Heyo PB team, reaching out with a (potentially hacky) question/ask.
We read in data in ~real-time from client’s SQL DB. Right now, this is an incremental pipeline that results in SNAPSHOT backing datasets which back our objects.
These objects are expected to be as live as possible, and we’re currently working to reduce E2E pipeline latency.
One roadblock that I’ve been thinking about overcoming is long Ontology index times, and I’ve been wondering if there’s a way to leverage streaming-backed objects for this.
On this train of thought, I’ve tried re-implementing our snapshot backing dataset transforms (which live in transforms code right now) in a streaming PB, just to see what the output would look like. The inputs are all in snapshot mode instead of stream.

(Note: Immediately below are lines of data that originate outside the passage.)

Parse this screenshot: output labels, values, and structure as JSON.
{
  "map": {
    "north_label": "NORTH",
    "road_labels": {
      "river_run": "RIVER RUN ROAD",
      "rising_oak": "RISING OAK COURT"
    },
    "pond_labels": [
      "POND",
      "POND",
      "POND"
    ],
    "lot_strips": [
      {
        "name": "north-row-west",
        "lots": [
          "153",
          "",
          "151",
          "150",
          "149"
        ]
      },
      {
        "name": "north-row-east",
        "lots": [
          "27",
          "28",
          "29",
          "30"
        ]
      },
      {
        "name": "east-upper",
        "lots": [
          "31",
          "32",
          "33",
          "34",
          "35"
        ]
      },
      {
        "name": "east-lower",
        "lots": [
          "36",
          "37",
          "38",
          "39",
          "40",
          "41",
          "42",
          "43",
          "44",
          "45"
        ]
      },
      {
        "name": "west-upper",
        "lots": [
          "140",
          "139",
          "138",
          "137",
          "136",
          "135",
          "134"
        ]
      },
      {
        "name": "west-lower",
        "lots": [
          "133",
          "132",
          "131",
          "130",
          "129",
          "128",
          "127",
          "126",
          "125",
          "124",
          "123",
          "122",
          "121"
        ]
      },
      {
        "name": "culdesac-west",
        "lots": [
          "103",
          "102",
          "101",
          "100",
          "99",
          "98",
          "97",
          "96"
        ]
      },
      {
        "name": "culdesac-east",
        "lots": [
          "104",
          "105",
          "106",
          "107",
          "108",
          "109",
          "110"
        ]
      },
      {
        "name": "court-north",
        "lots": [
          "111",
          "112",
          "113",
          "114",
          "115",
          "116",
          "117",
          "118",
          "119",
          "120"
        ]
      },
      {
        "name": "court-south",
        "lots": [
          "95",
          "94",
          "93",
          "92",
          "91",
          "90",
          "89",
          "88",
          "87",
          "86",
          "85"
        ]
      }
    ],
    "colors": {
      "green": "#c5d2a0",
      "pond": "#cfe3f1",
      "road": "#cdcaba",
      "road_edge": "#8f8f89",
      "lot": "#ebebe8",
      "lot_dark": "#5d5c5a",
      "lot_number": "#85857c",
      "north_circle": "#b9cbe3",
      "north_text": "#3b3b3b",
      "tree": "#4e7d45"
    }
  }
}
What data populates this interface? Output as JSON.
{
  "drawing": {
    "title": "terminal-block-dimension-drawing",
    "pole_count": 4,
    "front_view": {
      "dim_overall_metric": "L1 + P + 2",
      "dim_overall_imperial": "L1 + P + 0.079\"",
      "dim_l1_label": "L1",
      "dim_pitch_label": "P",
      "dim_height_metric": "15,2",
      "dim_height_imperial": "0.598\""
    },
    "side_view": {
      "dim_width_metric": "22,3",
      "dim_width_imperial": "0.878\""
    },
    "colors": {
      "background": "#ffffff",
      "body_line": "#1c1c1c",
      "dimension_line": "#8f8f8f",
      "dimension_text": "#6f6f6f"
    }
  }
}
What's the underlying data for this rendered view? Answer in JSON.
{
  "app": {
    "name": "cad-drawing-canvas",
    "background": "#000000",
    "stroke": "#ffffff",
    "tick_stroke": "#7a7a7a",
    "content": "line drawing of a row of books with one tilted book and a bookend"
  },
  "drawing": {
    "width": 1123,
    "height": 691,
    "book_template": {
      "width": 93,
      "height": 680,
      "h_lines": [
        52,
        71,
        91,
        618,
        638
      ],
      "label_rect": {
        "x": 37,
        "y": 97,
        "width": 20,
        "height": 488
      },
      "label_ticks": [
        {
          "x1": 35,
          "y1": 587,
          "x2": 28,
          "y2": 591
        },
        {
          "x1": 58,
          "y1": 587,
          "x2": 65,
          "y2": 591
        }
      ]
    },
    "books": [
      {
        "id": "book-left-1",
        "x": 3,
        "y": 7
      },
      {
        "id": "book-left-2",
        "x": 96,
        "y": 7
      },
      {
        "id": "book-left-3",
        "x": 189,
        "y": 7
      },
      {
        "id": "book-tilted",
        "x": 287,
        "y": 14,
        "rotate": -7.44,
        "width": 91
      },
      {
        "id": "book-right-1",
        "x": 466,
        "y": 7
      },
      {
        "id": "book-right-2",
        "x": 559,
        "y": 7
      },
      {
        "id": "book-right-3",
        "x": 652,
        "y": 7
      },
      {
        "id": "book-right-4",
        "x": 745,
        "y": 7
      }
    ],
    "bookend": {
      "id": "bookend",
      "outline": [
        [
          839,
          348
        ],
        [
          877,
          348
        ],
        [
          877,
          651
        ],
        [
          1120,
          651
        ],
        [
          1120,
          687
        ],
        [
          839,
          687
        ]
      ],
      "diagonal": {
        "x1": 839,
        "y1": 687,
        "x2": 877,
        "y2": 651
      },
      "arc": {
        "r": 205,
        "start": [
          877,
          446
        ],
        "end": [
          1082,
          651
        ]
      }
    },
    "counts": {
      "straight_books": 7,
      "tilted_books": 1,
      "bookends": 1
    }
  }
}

The resultant dataset is…empty.
Any thoughts here as to why? Is this even something that would work? How else could I “hijack” faster funnel index times with streaming backed objects to get our E2E latency down?
To understand if you want to use streaming or batch (streaming vs batch comparison), I’d think you would need to think about what is your e2e pipeline latency goal. If it is a sub 5/10 minutes, you likely do need to use streaming. However, if you are comfortable with a bit longer (say 15 minutes) you should be able to do this in batch.
One option off the bat that would improve your e2e pipeline time would be to make your pipeline output incremental, this would expedite the ontology sync / indexing job.
I’m worried about E2E incrementality for maintainability purposes. It’s nice to have near E2E incrementality and then snapshot the backing dataset; it allows for more schema flexibility/filtering etc without crazy complicated code.